GUYMON, Okla. – Every elite athlete can point to their early development as a starting point to excellence.
For six of the qualifiers to last season’s Wrangler National Finals Rodeo, their foundation was laid in No Man’s Land with their education at Oklahoma Panhandle State University. From world champions like Jeff Willert and Taos Muncy to veterans like Tana Poppino to up-and-coming stars like Seth Glause, Ardie Maier and Cort Scheer, their 2010 seasons were rewards for work that began around Goodwell, Okla., home of one of the premier collegiate rodeo programs in the country.
“It dang sure is a big deal to go to school there and to do well in rodeo,” said Scheer, 24, of Elsmere, Neb., one of three saddle bronc riders to play on the sport’s biggest stage. “When you look at the people who have gone to school there and done well in ProRodeo, it’s a big deal.”
So is the NFR, which takes the top 15 contestants in each event for the season-ending championship. Scheer had the best run of the Panhandle contingent, placing in seven of 10 go-rounds, winning the ninth round and pocketing more than $70,000 during his two-week stay in Las Vegas. All that catapulted Scheer to fourth in the world standings and earnings of better than $152,500.
But that’s in the past, and the future is what’s most important in ProRodeo. That’s why the six NFR qualifiers are already looking forward to getting together the first weekend in May for a little Panhandle State reunion during the Guymon Pioneer Days Rodeo, set for 7:30 p.m. Friday, May 6; 2 and 7:30 p.m. Saturday, May 7; and 2 p.m. Sunday, May 8 at Henry C. Hitch Pioneer Arena.
“That’s just a great rodeo, and it’s one everybody wants to win,” said Muncy, world champion saddle bronc rider. “You always enjoy coming back for the rodeo, but you also want to win it.”
Muncy knows all about that. He won the Guymon title in 2007, the year he won the college and world championships. This past season, he placed in three NFR go-rounds and walked away from the Thomas & Mack Center with $23,444. He finished the year ranked No. 9 with more than $122,000.
But he’s not the only Panhandle State alumnus to have earned that coveted belt that goes to the Guymon champion. Last season, Poppino won the barrel racing crown for the first time in her storied career.

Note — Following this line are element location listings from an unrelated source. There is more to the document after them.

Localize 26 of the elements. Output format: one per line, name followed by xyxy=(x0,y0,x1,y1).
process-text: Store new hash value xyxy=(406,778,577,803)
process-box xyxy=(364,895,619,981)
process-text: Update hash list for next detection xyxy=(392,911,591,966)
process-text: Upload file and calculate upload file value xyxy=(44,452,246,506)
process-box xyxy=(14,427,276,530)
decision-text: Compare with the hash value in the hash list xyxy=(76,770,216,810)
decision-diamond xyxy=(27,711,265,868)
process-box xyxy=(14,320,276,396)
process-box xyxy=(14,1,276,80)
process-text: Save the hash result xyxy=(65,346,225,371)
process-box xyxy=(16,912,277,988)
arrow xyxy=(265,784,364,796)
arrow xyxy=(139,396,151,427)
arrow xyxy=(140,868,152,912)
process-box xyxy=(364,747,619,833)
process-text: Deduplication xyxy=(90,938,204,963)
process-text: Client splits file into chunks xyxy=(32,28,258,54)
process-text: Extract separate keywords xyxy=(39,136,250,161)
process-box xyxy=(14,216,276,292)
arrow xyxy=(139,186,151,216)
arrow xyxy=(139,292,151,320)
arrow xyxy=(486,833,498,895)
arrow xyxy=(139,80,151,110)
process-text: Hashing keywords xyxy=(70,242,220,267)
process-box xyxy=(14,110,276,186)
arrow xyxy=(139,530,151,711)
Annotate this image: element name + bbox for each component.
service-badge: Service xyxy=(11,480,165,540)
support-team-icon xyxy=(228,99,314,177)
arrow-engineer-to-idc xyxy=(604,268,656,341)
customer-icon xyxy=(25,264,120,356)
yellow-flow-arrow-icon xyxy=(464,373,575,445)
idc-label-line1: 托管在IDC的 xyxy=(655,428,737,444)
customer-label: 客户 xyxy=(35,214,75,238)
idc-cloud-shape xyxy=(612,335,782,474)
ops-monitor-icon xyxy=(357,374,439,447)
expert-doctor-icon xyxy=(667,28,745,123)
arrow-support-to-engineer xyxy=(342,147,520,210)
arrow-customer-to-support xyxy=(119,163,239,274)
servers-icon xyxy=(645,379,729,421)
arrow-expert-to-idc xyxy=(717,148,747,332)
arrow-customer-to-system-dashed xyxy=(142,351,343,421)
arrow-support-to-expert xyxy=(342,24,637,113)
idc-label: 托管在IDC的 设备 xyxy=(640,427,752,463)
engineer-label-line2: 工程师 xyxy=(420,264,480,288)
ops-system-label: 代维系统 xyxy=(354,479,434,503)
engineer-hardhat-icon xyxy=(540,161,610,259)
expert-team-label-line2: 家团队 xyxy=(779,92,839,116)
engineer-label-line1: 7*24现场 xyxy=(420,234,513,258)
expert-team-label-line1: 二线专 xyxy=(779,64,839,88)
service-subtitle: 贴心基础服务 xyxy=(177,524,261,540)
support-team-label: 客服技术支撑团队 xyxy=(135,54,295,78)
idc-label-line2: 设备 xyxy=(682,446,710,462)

“It feels good to come to this rodeo and do this well,” said Poppino, a three-time NFR qualifier. “This is a really tough place to win because there are so many great girls here. It’s nice to be able to win this one.
“I ran at Guymon’s rodeo while I was still in college and it was just a little rodeo, so it is great to finally win it.”
In Las Vegas this past December, Poppino placed in both the first and second go-rounds, but that was it. She finished with $11,863 in NFR earnings, but it didn’t take away from the phenomenal season that took her to the championship. Besides winning in Guymon, the Big Cabin, Okla., cowgirl also won in Fort Worth.
Wins at big rodeos like Guymon and Fort Worth are a key ingredient in remaining one of the elite contestants in their event. For Willert, the 2005 world champion bronc rider from Belvedere, S.D., big rodeos were instrumental in his qualifying for his sixth trip to the NFR. He won events in Greeley, Colo., and Tucson, Ariz., then finished the season No. 12 in the world standings.
Glause competed in ProRodeo’s grand finale for the second time in his career. A bull rider from Rock Springs, Wyo., the 22-year-old Glause knows just how tough the NFR can be. He placed in just one go-round and left Las Vegas with just $3,672 in earnings. Still, he finished 15th in the world standings and has earned the respect of thousands of other bull riders who have never made it that far.
Until 2010, Maier was in that group, even though he’s been considered one of the top bull riders in the game. Maier, of Timber Lake, S.D., parlayed wins in San Antonio; Fort Madison, Iowa; St. Paul, Ore.; and Union, Ore., into his first NFR qualification.
“That was the best year I’ve had,” Maier said.
Maier rode just two bulls, but he won the final go-round. That’s a pretty nice precursor to kick-starting the new year.
“I didn’t have the greatest finals, but I thought it ended good,” he said. “It felt good.”
And that’s the kind of feeling he hopes will carry him to a second straight trip to the NFR. He knows being consistent is important, just like it was a decade ago when he was part of the Panhandle State rodeo team.
“I always like going back to Guymon, because it’s a great rodeo and you get to see a lot of friends,” Maier said. “One of the years when I was going to school there, I placed in bareback riding in Guymon.
“I’d love to do good in Guymon. I’ve never won Guymon. I’ve ridden some bulls there but never did win it. It’s sure one I’d like to win.”